Wie groß das irakische Potential an Chemie- und Biowaffen tatsächlich ist, weiß augenblicklich niemand. Seit drei Jahren untersuchen die Inspekteure, für die in Bagdad ein altes Hotel renoviert und eingerichtet wurde, Dokumente, Computerdisketten und Videoaufnahmen. Sie fanden zahlreiche Indizien dafür, daß der Irak tatsächlich über die Kampfstoffe verfügt. Sie haben sogar Hinweise, daß die Iraker an Tieren und auch an Menschen experimentieren. Opfer hätte das Regime genügend. Seit dem Krieg gegen den Iran in den achtziger Jahren sind gut tausend persische Kriegsgefangene auf mysteriöse Weise verschwunden. Und auch über den Verbleib von 608 Kuwaitern, die nach der Invasion verschleppt worden waren, läßt sich nichts erfahren.

Die Eskalation am Golf bringt die Arbeit der Unscom weithin zum Stillstand die irakischen Machtspiele und die amerikanische Vorbereitung eines Militärschlags blockieren die Suche nach einer diplomatischen Lösung.
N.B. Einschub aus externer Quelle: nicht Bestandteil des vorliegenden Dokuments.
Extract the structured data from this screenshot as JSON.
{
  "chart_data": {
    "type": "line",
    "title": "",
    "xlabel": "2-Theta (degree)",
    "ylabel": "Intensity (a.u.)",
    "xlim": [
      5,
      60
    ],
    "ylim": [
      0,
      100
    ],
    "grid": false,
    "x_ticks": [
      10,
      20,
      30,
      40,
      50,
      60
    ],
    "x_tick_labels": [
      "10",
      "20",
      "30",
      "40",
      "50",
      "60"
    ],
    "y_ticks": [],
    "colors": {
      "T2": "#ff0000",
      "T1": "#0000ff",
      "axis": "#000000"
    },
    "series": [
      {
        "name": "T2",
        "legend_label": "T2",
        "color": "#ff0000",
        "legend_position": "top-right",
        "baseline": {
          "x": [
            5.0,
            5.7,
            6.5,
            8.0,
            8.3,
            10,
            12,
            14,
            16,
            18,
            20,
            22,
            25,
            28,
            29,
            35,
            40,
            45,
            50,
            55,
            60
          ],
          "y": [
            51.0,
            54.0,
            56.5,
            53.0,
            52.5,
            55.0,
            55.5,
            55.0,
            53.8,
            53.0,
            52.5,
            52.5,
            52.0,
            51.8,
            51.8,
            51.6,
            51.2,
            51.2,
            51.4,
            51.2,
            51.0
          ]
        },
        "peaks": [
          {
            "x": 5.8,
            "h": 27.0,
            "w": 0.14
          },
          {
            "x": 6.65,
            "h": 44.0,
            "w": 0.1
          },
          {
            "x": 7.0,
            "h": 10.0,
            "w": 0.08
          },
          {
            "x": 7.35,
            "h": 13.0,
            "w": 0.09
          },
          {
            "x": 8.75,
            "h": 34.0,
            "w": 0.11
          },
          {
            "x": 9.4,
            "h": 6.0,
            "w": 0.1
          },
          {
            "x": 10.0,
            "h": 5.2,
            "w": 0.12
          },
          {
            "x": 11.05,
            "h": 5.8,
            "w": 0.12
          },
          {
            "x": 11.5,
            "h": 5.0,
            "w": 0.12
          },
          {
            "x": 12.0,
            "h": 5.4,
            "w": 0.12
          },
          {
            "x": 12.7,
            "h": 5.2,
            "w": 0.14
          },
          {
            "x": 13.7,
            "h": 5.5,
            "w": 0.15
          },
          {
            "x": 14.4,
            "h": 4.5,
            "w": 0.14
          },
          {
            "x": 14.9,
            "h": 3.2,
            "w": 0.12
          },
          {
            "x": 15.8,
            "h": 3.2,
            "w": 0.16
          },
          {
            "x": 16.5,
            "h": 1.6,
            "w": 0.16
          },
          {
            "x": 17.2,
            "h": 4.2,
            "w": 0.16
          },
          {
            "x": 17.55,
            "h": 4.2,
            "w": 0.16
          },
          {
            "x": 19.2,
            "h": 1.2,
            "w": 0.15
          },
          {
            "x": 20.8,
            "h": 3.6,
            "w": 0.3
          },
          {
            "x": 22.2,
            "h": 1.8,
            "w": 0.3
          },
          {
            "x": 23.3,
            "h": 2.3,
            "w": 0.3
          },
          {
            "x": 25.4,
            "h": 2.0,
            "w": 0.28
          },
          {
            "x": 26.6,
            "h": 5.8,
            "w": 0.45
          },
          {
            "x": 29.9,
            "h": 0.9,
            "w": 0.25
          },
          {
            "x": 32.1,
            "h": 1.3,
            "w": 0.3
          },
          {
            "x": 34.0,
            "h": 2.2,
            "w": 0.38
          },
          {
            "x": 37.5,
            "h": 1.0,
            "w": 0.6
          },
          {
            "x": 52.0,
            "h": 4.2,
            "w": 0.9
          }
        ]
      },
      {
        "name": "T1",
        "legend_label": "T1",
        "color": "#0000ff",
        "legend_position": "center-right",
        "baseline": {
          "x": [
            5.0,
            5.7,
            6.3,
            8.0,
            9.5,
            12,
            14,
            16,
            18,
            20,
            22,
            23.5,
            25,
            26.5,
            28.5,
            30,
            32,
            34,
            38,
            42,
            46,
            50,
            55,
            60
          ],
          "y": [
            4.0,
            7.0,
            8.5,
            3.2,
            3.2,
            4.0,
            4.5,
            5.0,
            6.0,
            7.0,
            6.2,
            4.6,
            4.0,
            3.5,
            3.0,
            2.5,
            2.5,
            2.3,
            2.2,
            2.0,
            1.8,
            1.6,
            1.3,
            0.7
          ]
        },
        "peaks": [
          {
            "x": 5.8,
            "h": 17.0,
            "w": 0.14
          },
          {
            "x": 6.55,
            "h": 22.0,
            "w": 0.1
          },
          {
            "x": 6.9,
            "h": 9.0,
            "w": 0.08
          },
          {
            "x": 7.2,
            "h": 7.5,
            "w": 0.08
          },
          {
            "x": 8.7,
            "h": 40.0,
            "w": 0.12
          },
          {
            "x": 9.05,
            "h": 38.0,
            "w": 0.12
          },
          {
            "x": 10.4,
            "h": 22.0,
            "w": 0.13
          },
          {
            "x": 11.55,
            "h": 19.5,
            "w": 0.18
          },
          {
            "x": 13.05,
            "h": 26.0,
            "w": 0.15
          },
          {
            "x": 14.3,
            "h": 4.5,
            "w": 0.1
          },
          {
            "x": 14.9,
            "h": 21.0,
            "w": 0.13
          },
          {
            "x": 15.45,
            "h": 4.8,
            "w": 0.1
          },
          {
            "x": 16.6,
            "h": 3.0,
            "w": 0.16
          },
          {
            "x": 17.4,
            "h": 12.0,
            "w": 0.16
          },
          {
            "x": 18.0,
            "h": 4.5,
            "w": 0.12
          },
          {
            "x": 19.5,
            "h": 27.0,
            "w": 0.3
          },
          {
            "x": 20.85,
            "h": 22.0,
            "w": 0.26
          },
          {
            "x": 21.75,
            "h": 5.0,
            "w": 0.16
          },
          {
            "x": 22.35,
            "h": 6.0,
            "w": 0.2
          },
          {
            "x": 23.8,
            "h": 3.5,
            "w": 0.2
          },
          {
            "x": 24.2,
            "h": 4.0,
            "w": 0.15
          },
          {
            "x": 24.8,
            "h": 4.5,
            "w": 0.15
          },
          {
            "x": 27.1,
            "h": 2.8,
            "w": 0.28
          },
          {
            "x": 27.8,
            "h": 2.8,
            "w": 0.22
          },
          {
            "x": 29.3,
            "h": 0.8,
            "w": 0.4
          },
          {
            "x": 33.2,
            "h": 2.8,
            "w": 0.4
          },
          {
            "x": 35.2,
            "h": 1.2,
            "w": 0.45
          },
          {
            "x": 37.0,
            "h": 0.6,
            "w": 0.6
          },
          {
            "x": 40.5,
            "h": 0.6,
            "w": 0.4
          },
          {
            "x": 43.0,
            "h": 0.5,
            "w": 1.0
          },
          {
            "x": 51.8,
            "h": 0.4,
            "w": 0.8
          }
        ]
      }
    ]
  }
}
Für den Fall eines Angriffs sucht in diesen Tagen die amerikanische Außenministerin Madeleine Albright Verbündete in der Golfregion und in Europa. In Großbritannien brauchte sie keine Überzeugungsarbeit zu leisten. Die Briten stehen nicht nur Gewehr bei Fuß, um im Golf den militärischen Juniorpartner zu spielen. Sie teilen auch die amerikanische Überzeugung, daß die Karten der Diplomatie so gut wie ausgereizt seien. Eine Politik des Appeasement ist nach britischer Ansicht im Fall Saddam Hussein bereits vor sieben Jahren gescheitert. Die oft bespöttelte special relationship zwischen den angelsächsischen Mächten wird auch von New Labour liebevoll gepflegt. Tony Blair sorgt für außen- und sicherheitspolitische Kontinuität: Großbritannien sei bereit, für die Stabilität der Weltordnung den notwendigen Preis zu zahlen. Stabilität heißt Sicherheit in der Region, heißt Schutz Israels und, nicht zuletzt, Öl. Der Preis heißt Krieg.